The University of Queensland, School of Pharmacy, Brisbane, Queensland, Australia.
The University of Queensland, Faculty of Medicine, Brisbane, Queensland, Australia.
Theranostics. 2023 Jun 19;13(11):3582-3638. doi: 10.7150/thno.82884. eCollection 2023.

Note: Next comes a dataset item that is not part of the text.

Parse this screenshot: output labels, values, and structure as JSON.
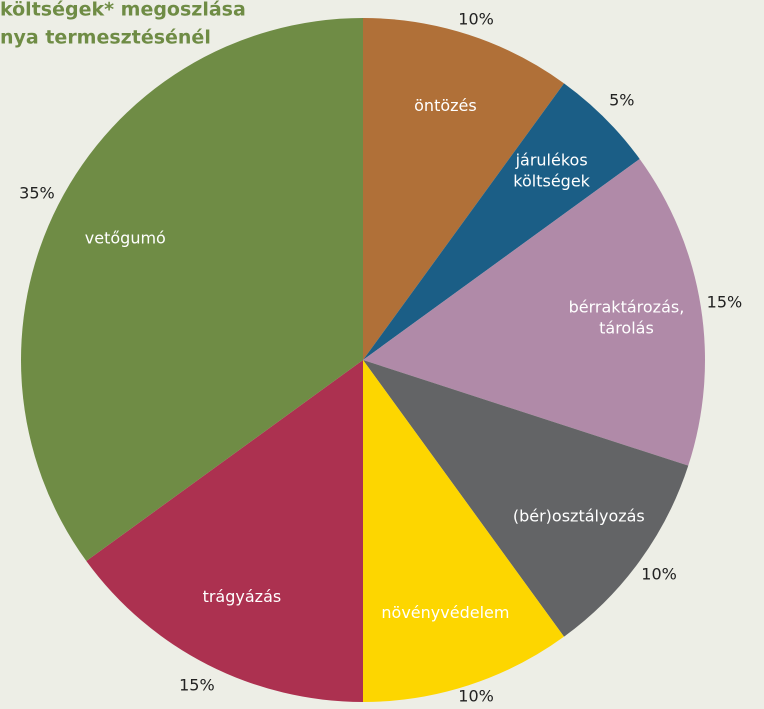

Ultrasound has long been identified as a promising, non-invasive modality for improving ocular drug delivery across a range of indications. Yet, with 20 years of learnings behind us, clinical translation remains limited. To help address this, and in accordance with PRISMA guidelines, the various mechanisms of ultrasound-mediated ocular drug delivery have been appraised, ranging from first principles to emergent applications spanning both and models. The heterogeneity of study methods precluded meta-analysis, however an extensive characterisation of the included studies allowed for semi-quantitative and qualitative assessments. In this review, we reflected on study quality of reporting, and risk of bias (RoB) using the latest Animal Research: Reporting of Experiments (ARRIVE 2.0) guidelines, alongside the Systematic Review Centre for Laboratory animal Experimentation (SYRCLE) RoB tools. Literature studies from 2002 to 2022 were initially characterised according to methods of ultrasound application, ultrasound parameters applied, animal models employed, as well as safety and efficacy assessments. This exercise contributed to developing a comprehensive understanding of the current state of play within ultrasound-mediated ocular drug delivery. The results were then synthesised and processed into a guide to aid future study design, with the goal of improving the reliability of data, and to support efficient and timely translation to the clinic. Key attributes identified as hindering translation included: poor reporting quality and high RoB, skewed use of animals unrepresentative of the human eye, and the over reliance of reductionist safety assessments. E modelling studies were often unable to have comprehensive safety assessments performed on them, which are imperative to determining treatment safety, and represent a pre-requisite for clinical translation. With the use of our synthesised guide, and a thorough understanding of the underlying physicochemical interactions between ultrasound and ocular biology provided herein, this review offers a firm foundation on which future studies should ideally be built, such that ultrasound-mediated ocular drug delivery can be translated from concept to the coalface where it can provide immense clinical benefit.
超声长期以来被认为是一种有前途的、非侵入性的方法,可改善多种适应症的眼部药物传递。然而,尽管我们已经有 20 年的经验,但临床转化仍然有限。为了解决这个问题,并根据 PRISMA 指南,评估了超声介导的眼部药物传递的各种机制,从第一性原理到新兴应用,涵盖了 和 模型。研究方法的异质性使得无法进行荟萃分析,然而,对纳入研究的广泛描述允许进行半定量和定性评估。在本综述中,我们根据最新的动物实验报告实验原则(ARRIVE 2.0)指南,以及系统评价实验室动物实验中心(SYRCLE)的偏倚工具,对报告质量和偏倚风险(RoB)进行了反思。2002 年至 2022 年的文献研究最初根据超声应用方法、应用的超声参数、所采用的动物模型以及安全性和疗效评估进行了描述。这项工作有助于全面了解超声介导的眼部药物传递的当前状态。然后对结果进行综合处理,形成一个指南,以帮助未来的研究设计,目标是提高数据的可靠性,并支持向临床的高效和及时转化。被确定为阻碍转化的关键因素包括:报告质量差和 RoB 高、动物使用不平衡,不能代表人眼,以及对简化安全性评估的过度依赖。在 E 模型研究中,通常无法对其进行全面的安全性评估,这对于确定治疗安全性至关重要,也是临床转化的前提。使用我们综合的指南,以及对超声和眼部生物学之间的潜在物理化学相互作用的深入理解,本综述为未来的研究提供了坚实的基础,理想情况下,未来的研究应该在此基础上进行,以便将超声介导的眼部药物传递从概念转化为能够提供巨大临床益处的前沿。